I remember playing Silent Hill – the first one – in my junior year of high school. I played it in the dark, as one does. To the left of where my TV sat in my basement at the time, was the door to my dad’s office (or as I called it, the room of many Playboys). While I was playing, the door creaked open. There wasn’t anything there, of course – the bolt just lost its grip on the strike plate.
I could’ve been the first 17 year old to have a heart attack, the way I reacted. The game had pulled me into its world so thoroughly that a small thing like that was enough to just about kill me.
I’ve never found Dead Space to reach those heights even once. A few jump scares, sure, but nothing looming, nothing that could ever give me a nightmare. So what’s the difference? Why does Silent Hill still scare me
The big, easy answer is the location. Silent Hill is a smallish town with twenty-some-thousand people. Harry, James, and Heather all move through the homes, apartments, stores, and buildings of the town, and everywhere there are things to remind you that you’re in an American town. A burger joint, a mechanic’s garage, a parked car here and there. When the fog rolls in, any small town looks like Silent Hill.

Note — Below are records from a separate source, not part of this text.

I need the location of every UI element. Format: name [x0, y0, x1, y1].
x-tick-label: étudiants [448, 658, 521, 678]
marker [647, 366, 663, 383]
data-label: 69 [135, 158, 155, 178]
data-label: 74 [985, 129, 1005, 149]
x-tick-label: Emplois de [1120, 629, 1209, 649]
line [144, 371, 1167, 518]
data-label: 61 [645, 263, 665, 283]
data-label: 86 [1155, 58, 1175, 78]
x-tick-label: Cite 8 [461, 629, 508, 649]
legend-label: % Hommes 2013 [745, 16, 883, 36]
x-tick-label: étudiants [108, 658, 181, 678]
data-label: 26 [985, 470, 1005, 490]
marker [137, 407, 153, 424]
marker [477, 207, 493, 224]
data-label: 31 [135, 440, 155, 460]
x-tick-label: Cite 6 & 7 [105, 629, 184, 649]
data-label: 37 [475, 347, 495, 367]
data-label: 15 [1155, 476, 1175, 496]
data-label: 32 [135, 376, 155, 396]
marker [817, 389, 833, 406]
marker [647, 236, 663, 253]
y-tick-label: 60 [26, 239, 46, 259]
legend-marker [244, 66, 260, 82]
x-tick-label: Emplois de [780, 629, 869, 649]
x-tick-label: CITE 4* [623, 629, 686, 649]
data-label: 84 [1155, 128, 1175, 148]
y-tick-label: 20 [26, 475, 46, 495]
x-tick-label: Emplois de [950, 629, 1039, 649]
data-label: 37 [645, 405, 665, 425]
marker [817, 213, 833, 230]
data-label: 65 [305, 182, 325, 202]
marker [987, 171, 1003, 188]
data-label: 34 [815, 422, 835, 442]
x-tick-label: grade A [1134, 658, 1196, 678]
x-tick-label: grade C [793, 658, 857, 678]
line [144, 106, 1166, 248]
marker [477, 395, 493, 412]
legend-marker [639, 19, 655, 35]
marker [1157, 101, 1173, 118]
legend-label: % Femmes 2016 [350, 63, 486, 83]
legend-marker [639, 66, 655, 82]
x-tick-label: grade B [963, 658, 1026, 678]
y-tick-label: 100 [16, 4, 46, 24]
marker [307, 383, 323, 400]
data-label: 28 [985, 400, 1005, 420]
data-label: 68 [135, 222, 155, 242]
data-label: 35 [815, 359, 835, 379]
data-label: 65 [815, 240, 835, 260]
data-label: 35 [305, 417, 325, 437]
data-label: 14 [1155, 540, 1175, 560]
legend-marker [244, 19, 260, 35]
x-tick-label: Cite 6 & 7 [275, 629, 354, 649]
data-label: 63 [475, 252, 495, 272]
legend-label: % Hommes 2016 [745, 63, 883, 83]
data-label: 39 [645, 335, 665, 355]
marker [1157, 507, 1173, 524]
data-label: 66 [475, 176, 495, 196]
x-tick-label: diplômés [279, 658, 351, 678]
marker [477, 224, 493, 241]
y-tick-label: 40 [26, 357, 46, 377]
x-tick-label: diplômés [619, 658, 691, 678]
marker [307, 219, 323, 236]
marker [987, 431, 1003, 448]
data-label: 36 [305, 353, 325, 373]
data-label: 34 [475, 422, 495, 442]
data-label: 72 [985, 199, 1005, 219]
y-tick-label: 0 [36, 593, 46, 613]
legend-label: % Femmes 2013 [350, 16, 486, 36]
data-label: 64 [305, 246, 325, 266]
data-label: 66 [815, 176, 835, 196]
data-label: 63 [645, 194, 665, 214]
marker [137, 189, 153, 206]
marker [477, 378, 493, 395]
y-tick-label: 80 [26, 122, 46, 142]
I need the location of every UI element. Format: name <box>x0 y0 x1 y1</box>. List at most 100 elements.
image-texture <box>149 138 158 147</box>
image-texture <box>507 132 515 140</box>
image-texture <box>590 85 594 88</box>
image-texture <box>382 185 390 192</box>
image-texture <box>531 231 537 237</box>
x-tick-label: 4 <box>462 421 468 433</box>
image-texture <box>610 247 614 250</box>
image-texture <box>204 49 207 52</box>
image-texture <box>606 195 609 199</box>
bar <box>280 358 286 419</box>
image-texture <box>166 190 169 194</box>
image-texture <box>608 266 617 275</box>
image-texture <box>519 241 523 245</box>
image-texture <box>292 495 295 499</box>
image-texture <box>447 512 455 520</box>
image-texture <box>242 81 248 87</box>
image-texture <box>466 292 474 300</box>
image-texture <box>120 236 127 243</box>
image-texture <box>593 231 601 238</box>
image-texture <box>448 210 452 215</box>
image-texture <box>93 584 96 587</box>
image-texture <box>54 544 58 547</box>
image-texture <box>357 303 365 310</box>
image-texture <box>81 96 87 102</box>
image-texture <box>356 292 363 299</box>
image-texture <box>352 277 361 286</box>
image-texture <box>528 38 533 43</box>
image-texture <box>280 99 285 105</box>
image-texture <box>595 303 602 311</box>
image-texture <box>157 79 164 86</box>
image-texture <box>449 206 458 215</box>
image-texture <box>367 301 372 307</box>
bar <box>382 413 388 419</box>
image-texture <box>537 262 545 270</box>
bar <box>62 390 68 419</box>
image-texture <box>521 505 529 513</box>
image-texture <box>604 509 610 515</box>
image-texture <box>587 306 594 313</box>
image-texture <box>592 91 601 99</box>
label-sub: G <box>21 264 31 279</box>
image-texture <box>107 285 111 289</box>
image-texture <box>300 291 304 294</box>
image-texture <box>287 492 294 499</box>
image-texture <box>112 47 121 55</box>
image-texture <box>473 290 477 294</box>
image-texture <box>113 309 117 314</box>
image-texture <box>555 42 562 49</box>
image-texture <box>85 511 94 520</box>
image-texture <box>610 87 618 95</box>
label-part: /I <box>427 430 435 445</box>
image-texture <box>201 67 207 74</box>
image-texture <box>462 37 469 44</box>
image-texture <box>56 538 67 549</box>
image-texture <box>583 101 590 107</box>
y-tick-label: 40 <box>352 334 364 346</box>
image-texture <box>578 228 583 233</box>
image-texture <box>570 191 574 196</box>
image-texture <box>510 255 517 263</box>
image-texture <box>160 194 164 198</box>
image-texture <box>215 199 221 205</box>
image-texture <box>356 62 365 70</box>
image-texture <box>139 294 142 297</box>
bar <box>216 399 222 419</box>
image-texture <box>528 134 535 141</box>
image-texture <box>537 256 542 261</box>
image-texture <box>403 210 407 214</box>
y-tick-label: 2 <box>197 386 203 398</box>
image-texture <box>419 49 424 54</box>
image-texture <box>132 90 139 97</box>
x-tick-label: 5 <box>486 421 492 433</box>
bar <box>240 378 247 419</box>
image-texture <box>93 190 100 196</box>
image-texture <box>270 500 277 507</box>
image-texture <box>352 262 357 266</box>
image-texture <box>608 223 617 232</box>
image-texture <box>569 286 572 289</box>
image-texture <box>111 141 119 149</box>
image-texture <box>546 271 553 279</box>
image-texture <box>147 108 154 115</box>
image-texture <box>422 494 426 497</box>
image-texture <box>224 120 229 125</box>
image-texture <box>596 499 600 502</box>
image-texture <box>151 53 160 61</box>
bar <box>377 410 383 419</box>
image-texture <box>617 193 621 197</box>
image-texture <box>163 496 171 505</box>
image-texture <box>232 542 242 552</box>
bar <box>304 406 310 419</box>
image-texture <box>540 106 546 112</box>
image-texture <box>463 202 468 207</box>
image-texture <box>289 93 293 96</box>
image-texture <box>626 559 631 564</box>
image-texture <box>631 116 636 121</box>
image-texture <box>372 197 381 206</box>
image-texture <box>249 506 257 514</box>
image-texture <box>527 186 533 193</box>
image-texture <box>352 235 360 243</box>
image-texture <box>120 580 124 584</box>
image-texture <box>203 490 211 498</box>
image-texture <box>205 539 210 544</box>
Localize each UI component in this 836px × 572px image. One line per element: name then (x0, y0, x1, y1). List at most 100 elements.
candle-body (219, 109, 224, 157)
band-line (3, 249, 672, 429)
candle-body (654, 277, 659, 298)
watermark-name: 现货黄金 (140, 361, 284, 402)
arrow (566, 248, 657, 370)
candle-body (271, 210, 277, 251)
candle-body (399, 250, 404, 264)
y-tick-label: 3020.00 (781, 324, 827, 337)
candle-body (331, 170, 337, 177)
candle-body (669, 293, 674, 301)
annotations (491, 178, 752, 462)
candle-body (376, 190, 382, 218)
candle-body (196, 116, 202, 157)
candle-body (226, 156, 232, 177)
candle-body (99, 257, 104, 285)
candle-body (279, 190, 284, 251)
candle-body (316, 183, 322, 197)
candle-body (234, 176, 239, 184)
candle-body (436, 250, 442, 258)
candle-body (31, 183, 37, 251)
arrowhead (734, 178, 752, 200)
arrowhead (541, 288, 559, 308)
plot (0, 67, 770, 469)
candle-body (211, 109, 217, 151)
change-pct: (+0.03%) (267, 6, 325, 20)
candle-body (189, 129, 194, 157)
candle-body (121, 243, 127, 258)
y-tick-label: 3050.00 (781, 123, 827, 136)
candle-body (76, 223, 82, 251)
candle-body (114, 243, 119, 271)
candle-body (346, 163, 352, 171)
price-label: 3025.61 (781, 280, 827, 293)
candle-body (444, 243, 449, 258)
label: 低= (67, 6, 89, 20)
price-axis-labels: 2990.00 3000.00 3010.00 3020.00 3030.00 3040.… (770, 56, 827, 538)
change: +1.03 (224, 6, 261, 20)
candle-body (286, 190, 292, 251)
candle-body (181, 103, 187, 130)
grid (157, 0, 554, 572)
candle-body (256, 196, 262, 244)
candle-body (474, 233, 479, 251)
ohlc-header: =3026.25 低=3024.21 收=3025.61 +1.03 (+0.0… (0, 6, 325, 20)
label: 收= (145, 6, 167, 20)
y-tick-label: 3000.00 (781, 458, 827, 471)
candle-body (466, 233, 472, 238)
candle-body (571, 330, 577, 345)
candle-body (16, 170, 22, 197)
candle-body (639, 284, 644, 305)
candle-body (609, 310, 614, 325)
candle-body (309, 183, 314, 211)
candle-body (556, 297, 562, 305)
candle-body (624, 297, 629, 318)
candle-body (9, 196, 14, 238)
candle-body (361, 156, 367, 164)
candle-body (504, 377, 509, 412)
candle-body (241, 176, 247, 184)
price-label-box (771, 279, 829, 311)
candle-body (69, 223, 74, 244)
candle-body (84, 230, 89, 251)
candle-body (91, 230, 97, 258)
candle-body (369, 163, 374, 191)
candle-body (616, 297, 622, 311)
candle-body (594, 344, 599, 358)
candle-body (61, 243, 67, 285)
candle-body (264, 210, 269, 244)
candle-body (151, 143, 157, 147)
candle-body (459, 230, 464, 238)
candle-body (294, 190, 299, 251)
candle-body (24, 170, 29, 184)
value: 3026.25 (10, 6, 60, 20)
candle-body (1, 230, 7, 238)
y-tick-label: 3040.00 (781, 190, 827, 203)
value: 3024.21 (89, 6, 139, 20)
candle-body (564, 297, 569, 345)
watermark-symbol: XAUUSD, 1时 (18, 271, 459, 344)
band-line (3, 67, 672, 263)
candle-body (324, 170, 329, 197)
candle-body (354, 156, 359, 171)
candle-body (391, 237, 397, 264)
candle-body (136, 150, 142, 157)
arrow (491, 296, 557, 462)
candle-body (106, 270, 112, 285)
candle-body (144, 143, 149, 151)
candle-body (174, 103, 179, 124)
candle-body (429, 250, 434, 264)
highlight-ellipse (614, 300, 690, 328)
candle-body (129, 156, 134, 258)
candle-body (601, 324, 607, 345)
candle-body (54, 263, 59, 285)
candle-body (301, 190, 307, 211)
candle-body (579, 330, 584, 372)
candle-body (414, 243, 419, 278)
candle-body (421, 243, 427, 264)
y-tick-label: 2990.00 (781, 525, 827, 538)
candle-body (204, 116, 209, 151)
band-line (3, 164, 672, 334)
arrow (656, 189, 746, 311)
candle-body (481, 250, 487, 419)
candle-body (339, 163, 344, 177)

The USG Ishimura and the Sprawl, on the other hand, are literally otherworldly. The Ishimura is one of my favorite game settings, no question. Like the recent Batman movies, everything feels like it has weight (even the zero-g sequences!). Even though it’s not a real place, it feels like it could be. If we ever figure out the secret to Faster-Than-Light travel, how long will it be before we have massive ships like the Ishimura tooling around the galaxy? For all that weight though, the game never lets you forget for a second that you’re in deep space. Regular zero-g sequences, rooms open to the vacuum of space, and constant references to the planet below keep that idea at the front of the player’s mind. Dead Space 2 goes even further with big, epic windows filled with gorgeous vistas of Saturn and space.
It’s the same thing with movies like Aliens. I adore the first two Alien movies, but I’m never going to have a nightmare about a Xenomorph, because Xenomorphs are on other planets and in space ships. Event Horizon scared the crap out of me when I was 15 though, I wonder if that still holds true, especially since a lot of the visual inspiration for Dead Space seems to come from that film, in my opinion.
But it’s not just the location, either. The armor plays a big role. While Isaac Clarke isn’t a security officer, he’s properly equipped for working in the sorts of environments he does. He’s clad from head to toe in iron ribbing and the coolest goddamn helmet since the Ninja in Metal Gear Solid. When he stomps, heads explode. When he fires, limbs go flying. That doesn’t mean it’s not stressful, but Isaac Clarke is a badass, while Silent Hill’s protagonists are always regular people with questionable aim (not to mention sanity) and enough luck to find a handgun before Pyramid Head shows up.
The monsters, of course, play a central role in both. In terms of sheer terror, the necromorphs may beat out Silent Hill’s monsters. They’re faster, meaner, and they will tear you apart. The Silent Hill monsters, with a few exceptions, more or less shamble. Turning off your light and running past them is often the preferred method of dealing with them. Speaking strictly to the danger they present, Silent Hill’s monsters just aren’t as threatening.
That said, there’s something about them that makes them frightening in a much deeper way. Like the necromorphs, Silent Hill’s creatures very much resemble humans. While the necromorphs are humans turned into walking biological weapons, Silent Hill’s residents are deeply disturbing images with a more than passing resemblance to things like bondage and sex. As if a creature made of legs wasn’t creepy and sexual enough, one scene in Silent Hill 2 depicts what appears to be the infamous Pyramid Head raping or otherwise having sex with one of the mannequin monsters. Silent Hill: Shattered Memories is an entire game about a girl with some very creepy daddy issues as well, though that game did a lot of other stuff that killed the scare factor.
If I hadn’t spent so much time in Silent Hill, maybe Dead Space would scare me. It doesn’t keep Dead Space from being one of the coolest, most intense experiences in gaming, but it’ll never keep me up at night either.